EUR/CAD baut seine Gewinne am zweiten aufeinanderfolgenden Tag aus und notiert während der europäischen Handelsstunden am Dienstag um 1,6160. Das Währungspaar bleibt fester, da der Euro (EUR) seine Gewinne nach der Veröffentlichung der Daten zum deutschen IFO-Geschäftsklimaindex hält.
Der Geschäftsklimaindex verbesserte sich im August und stieg von revidierten 86,7 im Juli auf 88,8 und übertraf damit die Markterwartungen von 87,2. Auch die Teilindizes zeigten Stärke: Der Index der Lagebeurteilung stieg auf 88,5 und übertraf damit die Erwartungen von 87,0 sowie den vorherigen Wert von 86,5, während der Erwartungsindex auf 89,1 sprang und damit sowohl den revidierten Juli-Wert von 86,8 als auch die Prognose von 87,5 deutlich übertraf.
Euro-Stärke verschärft die Bedingungen, da die EZB auf verankerte Inflationserwartungen setzt
Strategen bei BNY betonen, dass "die Inflation das Kernthema in Europa bleibt", auch wenn sich Anzeichen einer sich verbessernden Aktivität zeigen. Sie argumentieren, dass "eine zu frühe Straffung ein Fehler wäre", und weisen darauf hin, dass die jüngste Inflationsumfrage der EZB zeigt, dass sich die Erwartungen "fester verankern", was den Entscheidungsträgern etwas Spielraum gibt, abzuwarten und die eingehenden Daten zu bewerten. Gleichzeitig heben sie hervor, dass der Euro "nahe an zyklischen Höchstständen liegt und bereits einen Teil der Straffung übernimmt", wodurch er effektiv zu einer weiteren Verschärfung der Finanzierungsbedingungen beiträgt, ohne dass die EZB kurzfristig aggressiv handeln muss.
Unterdessen legte das Währungspaar EUR/CAD zu, da der Kanadische Dollar (CAD) unter der Marktvorsicht litt, die aus den gescheiterten Handelsgesprächen zwischen den USA und Kanada resultierte. Die Spannungen eskalierten, nachdem der kanadische Premierminister Mark Carney Pläne ankündigte, die US-Zölle Dollar für Dollar zu spiegeln, nachdem Washington 50%-Zölle auf ausgewählte kanadische Waren eingeführt hatte.

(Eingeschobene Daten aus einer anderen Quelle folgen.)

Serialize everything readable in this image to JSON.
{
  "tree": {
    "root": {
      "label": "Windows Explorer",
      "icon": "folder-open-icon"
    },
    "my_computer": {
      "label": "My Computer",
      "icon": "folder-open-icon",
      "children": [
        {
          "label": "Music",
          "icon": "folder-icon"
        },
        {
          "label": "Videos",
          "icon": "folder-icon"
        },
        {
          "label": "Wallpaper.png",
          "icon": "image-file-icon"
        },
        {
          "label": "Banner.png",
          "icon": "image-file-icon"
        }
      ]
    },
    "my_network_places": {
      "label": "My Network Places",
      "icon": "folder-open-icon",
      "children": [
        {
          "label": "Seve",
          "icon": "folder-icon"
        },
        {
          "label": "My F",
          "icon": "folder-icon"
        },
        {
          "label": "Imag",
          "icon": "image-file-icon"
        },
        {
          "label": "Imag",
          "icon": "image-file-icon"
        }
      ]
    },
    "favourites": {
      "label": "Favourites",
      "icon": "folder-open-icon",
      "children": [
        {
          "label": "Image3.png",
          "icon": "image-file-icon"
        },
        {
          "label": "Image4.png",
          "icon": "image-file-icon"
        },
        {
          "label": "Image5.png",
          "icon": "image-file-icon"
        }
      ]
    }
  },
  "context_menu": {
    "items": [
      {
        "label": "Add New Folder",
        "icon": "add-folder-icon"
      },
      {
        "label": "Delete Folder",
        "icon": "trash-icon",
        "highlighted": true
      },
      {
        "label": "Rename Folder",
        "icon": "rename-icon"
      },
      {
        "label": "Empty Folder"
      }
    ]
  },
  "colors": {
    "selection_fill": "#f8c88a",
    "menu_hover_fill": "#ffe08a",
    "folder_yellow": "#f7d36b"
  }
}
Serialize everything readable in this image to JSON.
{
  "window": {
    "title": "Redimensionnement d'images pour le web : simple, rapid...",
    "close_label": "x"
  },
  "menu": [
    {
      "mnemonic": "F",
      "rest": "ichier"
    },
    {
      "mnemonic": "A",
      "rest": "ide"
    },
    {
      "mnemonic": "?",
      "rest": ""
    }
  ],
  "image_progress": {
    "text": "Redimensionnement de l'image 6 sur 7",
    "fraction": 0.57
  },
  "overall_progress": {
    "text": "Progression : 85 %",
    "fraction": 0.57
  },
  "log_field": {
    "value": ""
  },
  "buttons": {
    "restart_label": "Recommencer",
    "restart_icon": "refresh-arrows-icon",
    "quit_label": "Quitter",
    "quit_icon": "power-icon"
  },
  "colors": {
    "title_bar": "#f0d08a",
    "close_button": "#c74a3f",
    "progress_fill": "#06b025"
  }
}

Der rohstoffgebundene Kanadische Dollar geriet durch einen zweiten Tag in Folge gedämpfter Rohölpreise zusätzlich unter Druck, wobei West Texas Intermediate (WTI) zum Zeitpunkt der Erstellung dieses Berichts bei rund 84,20 USD pro Barrel gehandelt wurde. Zwar erhielten die Rohölpreise leichte Unterstützung durch den verstärkten wirtschaftlichen Druck der USA, der auf eine Wiedereröffnung der Straße von Hormus abzielt, doch blieben die Gewinne begrenzt. US-Finanzminister Scott Bessent skizzierte Pläne, den Iran durch Sekundärsanktionen zu isolieren, während Präsident Donald Trump ausländische Staaten vor einer strikten Frist warnte, die kommerziellen Beziehungen zu Teheran zu beenden, andernfalls drohten einseitige US-Strafmaßnahmen.
Märkte beobachten eine Eskalation, da der Iran Vergeltung schwört und sich auf China stützt
Analysten bei Danske Bank weisen darauf hin, dass der Iran "Vergeltung gegen ausgeweitete US-Wirtschaftssanktionen versprochen hat, von denen die Amerikaner sagten, sie würden Irans wirtschaftliche Lebensader abschneiden", was das Risiko eines konfrontativeren Verlaufs unterstreicht. Sie fügen hinzu, dass Teheran signalisiert, nicht isoliert zu sein, wobei Beamte "Zuversicht äußern, dass wichtige Handelspartner wie China dem Druckkampagnen Washingtons widerstehen würden", eine Haltung, die beeinflussen könnte, wie weit und wie schnell das neue Sanktionsregime durchgesetzt werden kann.